Renée Quinn, chief executive of PIPS Suicide Prevention Charity, said: "Every life lost is one too many.
“Right now, people in crisis are being failed by a system that is underfunded and overstretched. These are not statistics - these are mothers, fathers, sons, and daughters - and we are demanding immediate action to fully fund and protect mental health services before more lives are lost."
The charities reiterated that mental health support was not a luxury.
“It is a fundamental human need,” they added. “Reducing funding, scaling back services, or prioritising policy frameworks without adequately resourcing frontline delivery places lives in jeopardy.
“Together, PIPS Suicide Prevention Charity and Foyle Search and Rescue are calling on government leaders to fully fund the Mental Health Strategy and publish clear delivery timelines with measurable milestones, so communities can see when - and how - lifesaving services will be protected, expanded, and sustained.

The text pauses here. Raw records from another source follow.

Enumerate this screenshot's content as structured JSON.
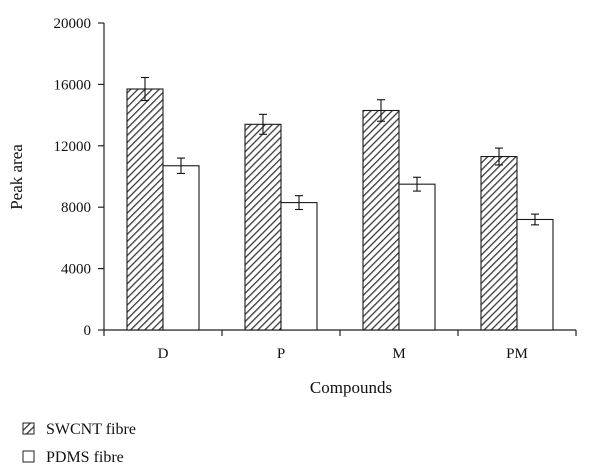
{
  "chart_data": {
    "type": "bar",
    "title": "",
    "xlabel": "Compounds",
    "ylabel": "Peak area",
    "categories": [
      "D",
      "P",
      "M",
      "PM"
    ],
    "ylim": [
      0,
      20000
    ],
    "yticks": [
      "0",
      "4000",
      "8000",
      "12000",
      "16000",
      "20000"
    ],
    "grid": false,
    "legend_position": "bottom-left",
    "series": [
      {
        "name": "SWCNT fibre",
        "values": [
          15700,
          13400,
          14300,
          11300
        ],
        "errors": [
          750,
          650,
          700,
          550
        ],
        "fill": "hatched",
        "color": "#333333"
      },
      {
        "name": "PDMS fibre",
        "values": [
          10700,
          8300,
          9500,
          7200
        ],
        "errors": [
          500,
          450,
          450,
          350
        ],
        "fill": "white",
        "color": "#222222"
      }
    ]
  }
}
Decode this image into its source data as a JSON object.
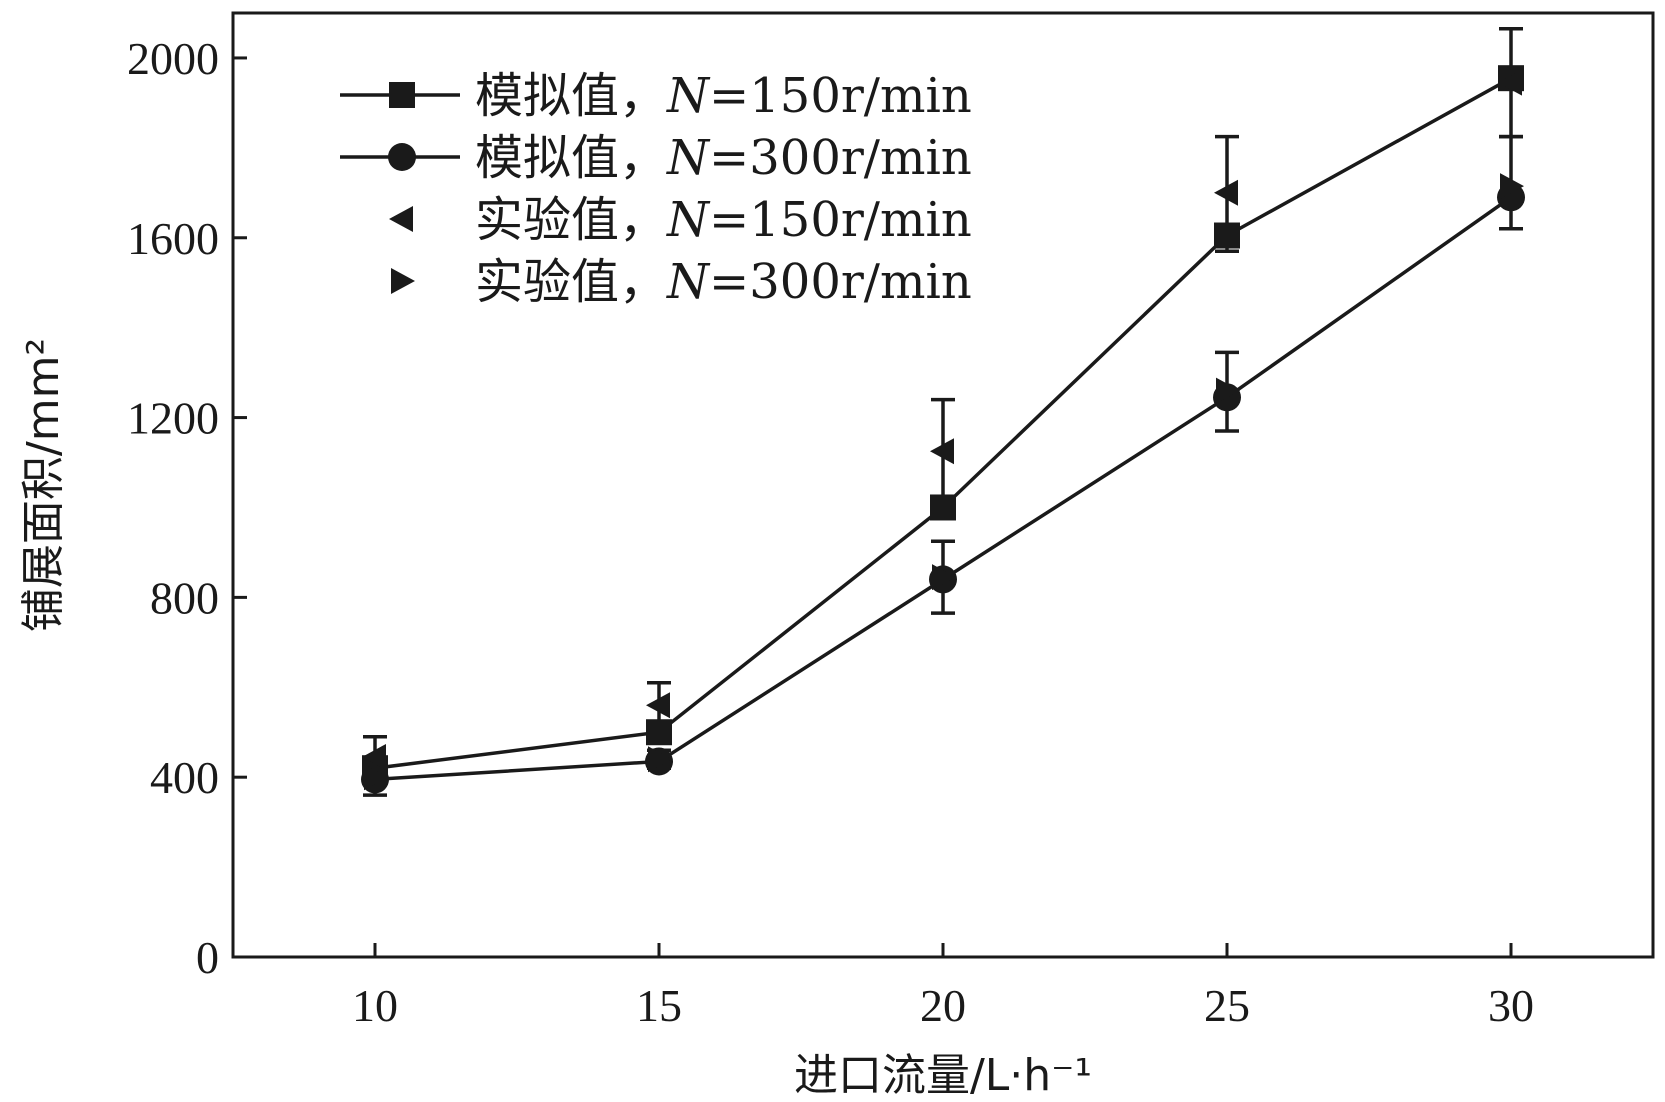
{
  "chart_data": {
    "type": "line",
    "xlabel": "进口流量/L·h⁻¹",
    "ylabel": "铺展面积/mm²",
    "xlim": [
      7.5,
      32.5
    ],
    "ylim": [
      0,
      2100
    ],
    "xticks": [
      10,
      15,
      20,
      25,
      30
    ],
    "yticks": [
      0,
      400,
      800,
      1200,
      1600,
      2000
    ],
    "grid": false,
    "legend_position": "top-left",
    "series": [
      {
        "name": "模拟值，N=150r/min",
        "label_prefix": "模拟值，",
        "label_var": "N",
        "label_suffix": "=150r/min",
        "marker": "square",
        "line": true,
        "x": [
          10,
          15,
          20,
          25,
          30
        ],
        "y": [
          420,
          500,
          1000,
          1605,
          1955
        ]
      },
      {
        "name": "模拟值，N=300r/min",
        "label_prefix": "模拟值，",
        "label_var": "N",
        "label_suffix": "=300r/min",
        "marker": "circle",
        "line": true,
        "x": [
          10,
          15,
          20,
          25,
          30
        ],
        "y": [
          395,
          435,
          840,
          1245,
          1690
        ]
      },
      {
        "name": "实验值，N=150r/min",
        "label_prefix": "实验值，",
        "label_var": "N",
        "label_suffix": "=150r/min",
        "marker": "triangle-left",
        "line": false,
        "x": [
          10,
          15,
          20,
          25,
          30
        ],
        "y": [
          445,
          560,
          1125,
          1700,
          1945
        ],
        "error_high": [
          490,
          610,
          1240,
          1825,
          2065
        ],
        "error_low": [
          400,
          510,
          1005,
          1570,
          1825
        ]
      },
      {
        "name": "实验值，N=300r/min",
        "label_prefix": "实验值，",
        "label_var": "N",
        "label_suffix": "=300r/min",
        "marker": "triangle-right",
        "line": false,
        "x": [
          10,
          15,
          20,
          25,
          30
        ],
        "y": [
          400,
          440,
          845,
          1260,
          1715
        ],
        "error_high": [
          440,
          460,
          925,
          1345,
          1825
        ],
        "error_low": [
          360,
          420,
          765,
          1170,
          1620
        ]
      }
    ]
  }
}
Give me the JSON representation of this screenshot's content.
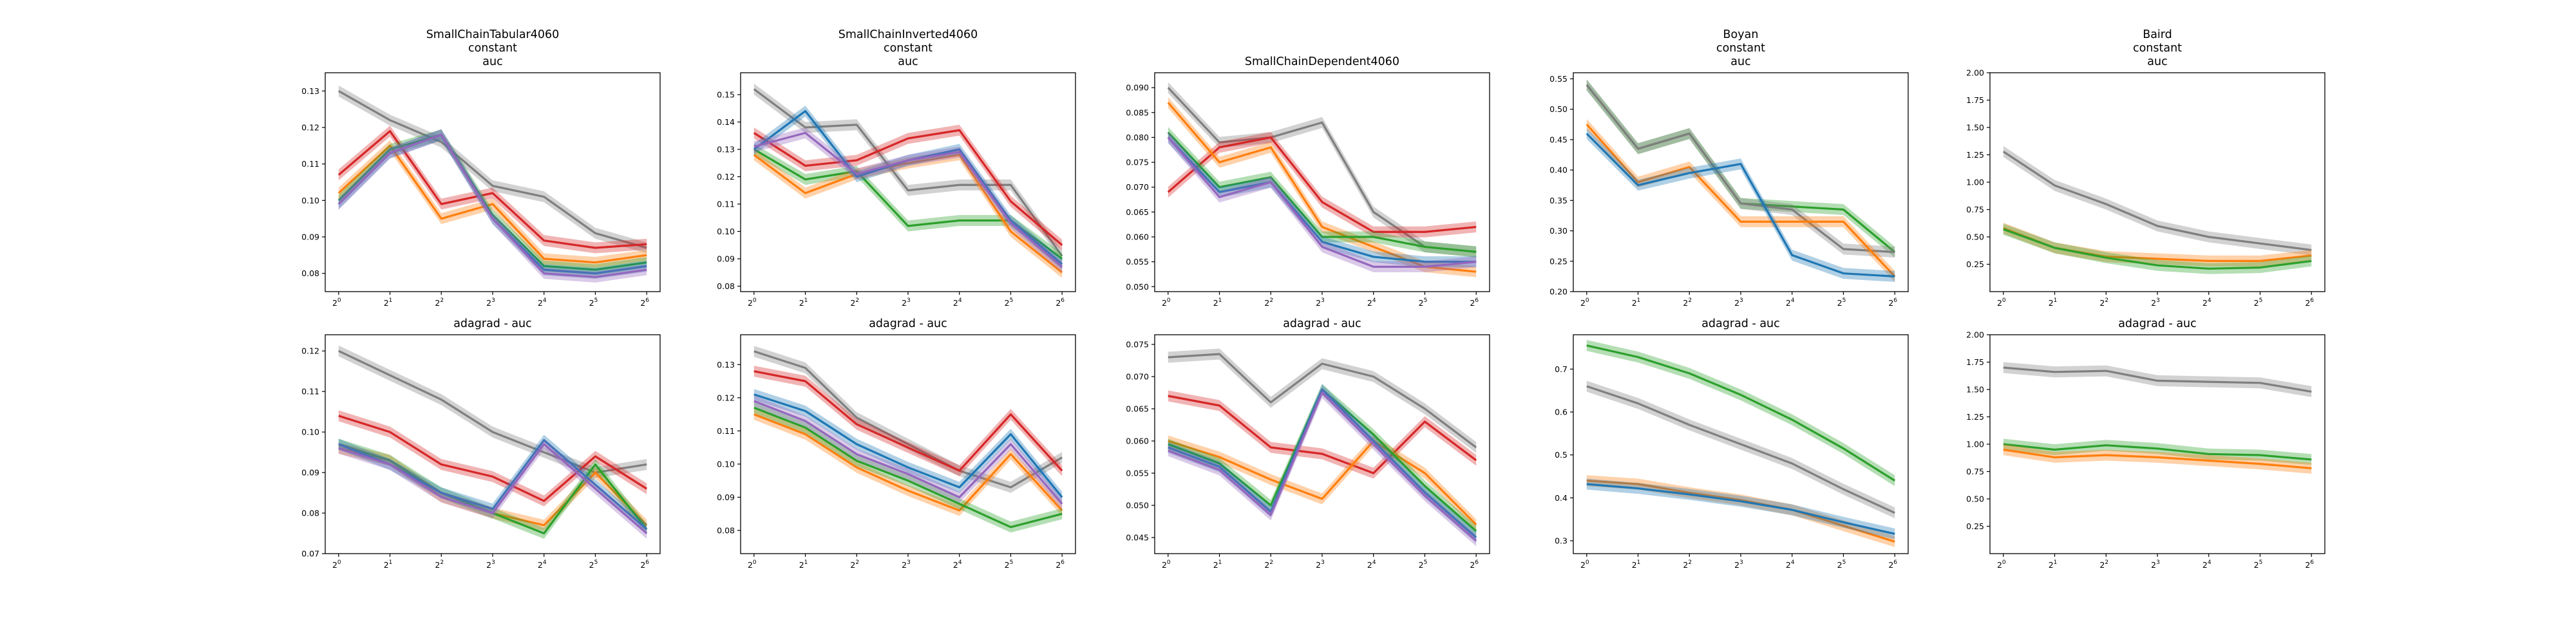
{
  "colors": {
    "blue": "#1f77b4",
    "orange": "#ff7f0e",
    "green": "#2ca02c",
    "red": "#d62728",
    "purple": "#9467bd",
    "grey": "#7f7f7f"
  },
  "x_tick_labels": [
    "2^0",
    "2^1",
    "2^2",
    "2^3",
    "2^4",
    "2^5",
    "2^6"
  ],
  "chart_data": [
    {
      "type": "line",
      "title_lines": [
        "SmallChainTabular4060",
        "constant",
        "auc"
      ],
      "x": [
        1,
        2,
        4,
        8,
        16,
        32,
        64
      ],
      "x_scale": "log2",
      "ylim": [
        0.075,
        0.135
      ],
      "yticks": [
        0.08,
        0.09,
        0.1,
        0.11,
        0.12,
        0.13
      ],
      "ytick_labels": [
        "0.08",
        "0.09",
        "0.10",
        "0.11",
        "0.12",
        "0.13"
      ],
      "series": [
        {
          "color": "grey",
          "values": [
            0.13,
            0.122,
            0.116,
            0.104,
            0.101,
            0.091,
            0.087
          ]
        },
        {
          "color": "red",
          "values": [
            0.107,
            0.119,
            0.099,
            0.102,
            0.089,
            0.087,
            0.088
          ]
        },
        {
          "color": "orange",
          "values": [
            0.102,
            0.115,
            0.095,
            0.099,
            0.084,
            0.083,
            0.085
          ]
        },
        {
          "color": "green",
          "values": [
            0.1,
            0.114,
            0.118,
            0.096,
            0.082,
            0.081,
            0.083
          ]
        },
        {
          "color": "blue",
          "values": [
            0.099,
            0.113,
            0.118,
            0.095,
            0.081,
            0.08,
            0.082
          ]
        },
        {
          "color": "purple",
          "values": [
            0.099,
            0.113,
            0.118,
            0.095,
            0.08,
            0.079,
            0.081
          ]
        }
      ]
    },
    {
      "type": "line",
      "title_lines": [
        "SmallChainInverted4060",
        "constant",
        "auc"
      ],
      "x": [
        1,
        2,
        4,
        8,
        16,
        32,
        64
      ],
      "x_scale": "log2",
      "ylim": [
        0.078,
        0.158
      ],
      "yticks": [
        0.08,
        0.09,
        0.1,
        0.11,
        0.12,
        0.13,
        0.14,
        0.15
      ],
      "ytick_labels": [
        "0.08",
        "0.09",
        "0.10",
        "0.11",
        "0.12",
        "0.13",
        "0.14",
        "0.15"
      ],
      "series": [
        {
          "color": "grey",
          "values": [
            0.152,
            0.138,
            0.139,
            0.115,
            0.117,
            0.117,
            0.091
          ]
        },
        {
          "color": "red",
          "values": [
            0.136,
            0.124,
            0.126,
            0.134,
            0.137,
            0.111,
            0.095
          ]
        },
        {
          "color": "green",
          "values": [
            0.13,
            0.119,
            0.122,
            0.102,
            0.104,
            0.104,
            0.09
          ]
        },
        {
          "color": "orange",
          "values": [
            0.128,
            0.114,
            0.121,
            0.125,
            0.128,
            0.1,
            0.085
          ]
        },
        {
          "color": "blue",
          "values": [
            0.13,
            0.144,
            0.12,
            0.126,
            0.13,
            0.104,
            0.088
          ]
        },
        {
          "color": "purple",
          "values": [
            0.131,
            0.136,
            0.121,
            0.126,
            0.129,
            0.103,
            0.087
          ]
        }
      ]
    },
    {
      "type": "line",
      "title_lines": [
        "SmallChainDependent4060"
      ],
      "x": [
        1,
        2,
        4,
        8,
        16,
        32,
        64
      ],
      "x_scale": "log2",
      "ylim": [
        0.049,
        0.093
      ],
      "yticks": [
        0.05,
        0.055,
        0.06,
        0.065,
        0.07,
        0.075,
        0.08,
        0.085,
        0.09
      ],
      "ytick_labels": [
        "0.050",
        "0.055",
        "0.060",
        "0.065",
        "0.070",
        "0.075",
        "0.080",
        "0.085",
        "0.090"
      ],
      "series": [
        {
          "color": "grey",
          "values": [
            0.09,
            0.079,
            0.08,
            0.083,
            0.065,
            0.058,
            0.057
          ]
        },
        {
          "color": "red",
          "values": [
            0.069,
            0.078,
            0.08,
            0.067,
            0.061,
            0.061,
            0.062
          ]
        },
        {
          "color": "orange",
          "values": [
            0.087,
            0.075,
            0.078,
            0.062,
            0.058,
            0.054,
            0.053
          ]
        },
        {
          "color": "green",
          "values": [
            0.081,
            0.07,
            0.072,
            0.06,
            0.06,
            0.058,
            0.057
          ]
        },
        {
          "color": "blue",
          "values": [
            0.08,
            0.069,
            0.071,
            0.059,
            0.056,
            0.055,
            0.055
          ]
        },
        {
          "color": "purple",
          "values": [
            0.08,
            0.068,
            0.071,
            0.058,
            0.054,
            0.054,
            0.055
          ]
        }
      ]
    },
    {
      "type": "line",
      "title_lines": [
        "Boyan",
        "constant",
        "auc"
      ],
      "x": [
        1,
        2,
        4,
        8,
        16,
        32,
        64
      ],
      "x_scale": "log2",
      "ylim": [
        0.2,
        0.56
      ],
      "yticks": [
        0.2,
        0.25,
        0.3,
        0.35,
        0.4,
        0.45,
        0.5,
        0.55
      ],
      "ytick_labels": [
        "0.20",
        "0.25",
        "0.30",
        "0.35",
        "0.40",
        "0.45",
        "0.50",
        "0.55"
      ],
      "series": [
        {
          "color": "green",
          "values": [
            0.54,
            0.435,
            0.46,
            0.345,
            0.34,
            0.335,
            0.265
          ]
        },
        {
          "color": "grey",
          "values": [
            0.54,
            0.435,
            0.46,
            0.345,
            0.335,
            0.27,
            0.265
          ]
        },
        {
          "color": "orange",
          "values": [
            0.475,
            0.38,
            0.405,
            0.315,
            0.315,
            0.315,
            0.225
          ]
        },
        {
          "color": "blue",
          "values": [
            0.46,
            0.375,
            0.395,
            0.41,
            0.26,
            0.23,
            0.225
          ]
        }
      ]
    },
    {
      "type": "line",
      "title_lines": [
        "Baird",
        "constant",
        "auc"
      ],
      "x": [
        1,
        2,
        4,
        8,
        16,
        32,
        64
      ],
      "x_scale": "log2",
      "ylim": [
        0.0,
        2.0
      ],
      "yticks": [
        0.25,
        0.5,
        0.75,
        1.0,
        1.25,
        1.5,
        1.75,
        2.0
      ],
      "ytick_labels": [
        "0.25",
        "0.50",
        "0.75",
        "1.00",
        "1.25",
        "1.50",
        "1.75",
        "2.00"
      ],
      "series": [
        {
          "color": "grey",
          "values": [
            1.28,
            0.97,
            0.8,
            0.6,
            0.5,
            0.44,
            0.38
          ]
        },
        {
          "color": "orange",
          "values": [
            0.58,
            0.4,
            0.32,
            0.3,
            0.28,
            0.28,
            0.33
          ]
        },
        {
          "color": "green",
          "values": [
            0.57,
            0.4,
            0.31,
            0.24,
            0.21,
            0.22,
            0.28
          ]
        }
      ]
    },
    {
      "type": "line",
      "title_lines": [
        "adagrad - auc"
      ],
      "x": [
        1,
        2,
        4,
        8,
        16,
        32,
        64
      ],
      "x_scale": "log2",
      "ylim": [
        0.07,
        0.124
      ],
      "yticks": [
        0.07,
        0.08,
        0.09,
        0.1,
        0.11,
        0.12
      ],
      "ytick_labels": [
        "0.07",
        "0.08",
        "0.09",
        "0.10",
        "0.11",
        "0.12"
      ],
      "series": [
        {
          "color": "grey",
          "values": [
            0.12,
            0.114,
            0.108,
            0.1,
            0.095,
            0.09,
            0.092
          ]
        },
        {
          "color": "red",
          "values": [
            0.104,
            0.1,
            0.092,
            0.089,
            0.083,
            0.094,
            0.086
          ]
        },
        {
          "color": "orange",
          "values": [
            0.096,
            0.093,
            0.084,
            0.08,
            0.077,
            0.09,
            0.077
          ]
        },
        {
          "color": "green",
          "values": [
            0.097,
            0.093,
            0.085,
            0.08,
            0.075,
            0.092,
            0.076
          ]
        },
        {
          "color": "blue",
          "values": [
            0.097,
            0.092,
            0.085,
            0.081,
            0.098,
            0.087,
            0.076
          ]
        },
        {
          "color": "purple",
          "values": [
            0.096,
            0.092,
            0.084,
            0.08,
            0.097,
            0.086,
            0.075
          ]
        }
      ]
    },
    {
      "type": "line",
      "title_lines": [
        "adagrad - auc"
      ],
      "x": [
        1,
        2,
        4,
        8,
        16,
        32,
        64
      ],
      "x_scale": "log2",
      "ylim": [
        0.073,
        0.139
      ],
      "yticks": [
        0.08,
        0.09,
        0.1,
        0.11,
        0.12,
        0.13
      ],
      "ytick_labels": [
        "0.08",
        "0.09",
        "0.10",
        "0.11",
        "0.12",
        "0.13"
      ],
      "series": [
        {
          "color": "grey",
          "values": [
            0.134,
            0.129,
            0.114,
            0.106,
            0.098,
            0.093,
            0.102
          ]
        },
        {
          "color": "red",
          "values": [
            0.128,
            0.125,
            0.112,
            0.105,
            0.098,
            0.115,
            0.098
          ]
        },
        {
          "color": "orange",
          "values": [
            0.115,
            0.109,
            0.099,
            0.092,
            0.086,
            0.103,
            0.086
          ]
        },
        {
          "color": "green",
          "values": [
            0.117,
            0.111,
            0.101,
            0.095,
            0.088,
            0.081,
            0.085
          ]
        },
        {
          "color": "blue",
          "values": [
            0.121,
            0.116,
            0.106,
            0.099,
            0.093,
            0.109,
            0.09
          ]
        },
        {
          "color": "purple",
          "values": [
            0.119,
            0.113,
            0.103,
            0.097,
            0.09,
            0.106,
            0.088
          ]
        }
      ]
    },
    {
      "type": "line",
      "title_lines": [
        "adagrad - auc"
      ],
      "x": [
        1,
        2,
        4,
        8,
        16,
        32,
        64
      ],
      "x_scale": "log2",
      "ylim": [
        0.0425,
        0.0765
      ],
      "yticks": [
        0.045,
        0.05,
        0.055,
        0.06,
        0.065,
        0.07,
        0.075
      ],
      "ytick_labels": [
        "0.045",
        "0.050",
        "0.055",
        "0.060",
        "0.065",
        "0.070",
        "0.075"
      ],
      "series": [
        {
          "color": "grey",
          "values": [
            0.073,
            0.0735,
            0.066,
            0.072,
            0.07,
            0.065,
            0.059
          ]
        },
        {
          "color": "red",
          "values": [
            0.067,
            0.0655,
            0.059,
            0.058,
            0.055,
            0.063,
            0.057
          ]
        },
        {
          "color": "orange",
          "values": [
            0.06,
            0.0575,
            0.054,
            0.051,
            0.06,
            0.055,
            0.047
          ]
        },
        {
          "color": "green",
          "values": [
            0.0595,
            0.0565,
            0.05,
            0.068,
            0.061,
            0.053,
            0.046
          ]
        },
        {
          "color": "blue",
          "values": [
            0.059,
            0.056,
            0.049,
            0.068,
            0.06,
            0.052,
            0.045
          ]
        },
        {
          "color": "purple",
          "values": [
            0.0585,
            0.0555,
            0.0485,
            0.0675,
            0.0595,
            0.0515,
            0.0445
          ]
        }
      ]
    },
    {
      "type": "line",
      "title_lines": [
        "adagrad - auc"
      ],
      "x": [
        1,
        2,
        4,
        8,
        16,
        32,
        64
      ],
      "x_scale": "log2",
      "ylim": [
        0.27,
        0.78
      ],
      "yticks": [
        0.3,
        0.4,
        0.5,
        0.6,
        0.7
      ],
      "ytick_labels": [
        "0.3",
        "0.4",
        "0.5",
        "0.6",
        "0.7"
      ],
      "series": [
        {
          "color": "green",
          "values": [
            0.755,
            0.728,
            0.69,
            0.64,
            0.582,
            0.515,
            0.44
          ]
        },
        {
          "color": "grey",
          "values": [
            0.66,
            0.62,
            0.57,
            0.525,
            0.48,
            0.42,
            0.365
          ]
        },
        {
          "color": "orange",
          "values": [
            0.44,
            0.432,
            0.412,
            0.395,
            0.372,
            0.335,
            0.298
          ]
        },
        {
          "color": "blue",
          "values": [
            0.432,
            0.422,
            0.408,
            0.392,
            0.372,
            0.343,
            0.316
          ]
        }
      ]
    },
    {
      "type": "line",
      "title_lines": [
        "adagrad - auc"
      ],
      "x": [
        1,
        2,
        4,
        8,
        16,
        32,
        64
      ],
      "x_scale": "log2",
      "ylim": [
        0.0,
        2.0
      ],
      "yticks": [
        0.25,
        0.5,
        0.75,
        1.0,
        1.25,
        1.5,
        1.75,
        2.0
      ],
      "ytick_labels": [
        "0.25",
        "0.50",
        "0.75",
        "1.00",
        "1.25",
        "1.50",
        "1.75",
        "2.00"
      ],
      "series": [
        {
          "color": "grey",
          "values": [
            1.7,
            1.66,
            1.67,
            1.58,
            1.57,
            1.56,
            1.48
          ]
        },
        {
          "color": "green",
          "values": [
            1.0,
            0.95,
            0.99,
            0.96,
            0.91,
            0.9,
            0.86
          ]
        },
        {
          "color": "orange",
          "values": [
            0.95,
            0.88,
            0.9,
            0.88,
            0.85,
            0.82,
            0.78
          ]
        }
      ]
    }
  ]
}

“Our campaign petition has already gathered over 5,000 signatures, showing the strength of public concern across Northern Ireland.
“We urge everyone to add their name and demand change by signing here: Too many lives lost to suicide. Stand with PIPS Charity. Demand Change at https://c.org/BstPKMTc8f.
“We call on the public to stand with this campaign. Every life is a story. Every statistic is a warning. And every death by suicide is one too many.”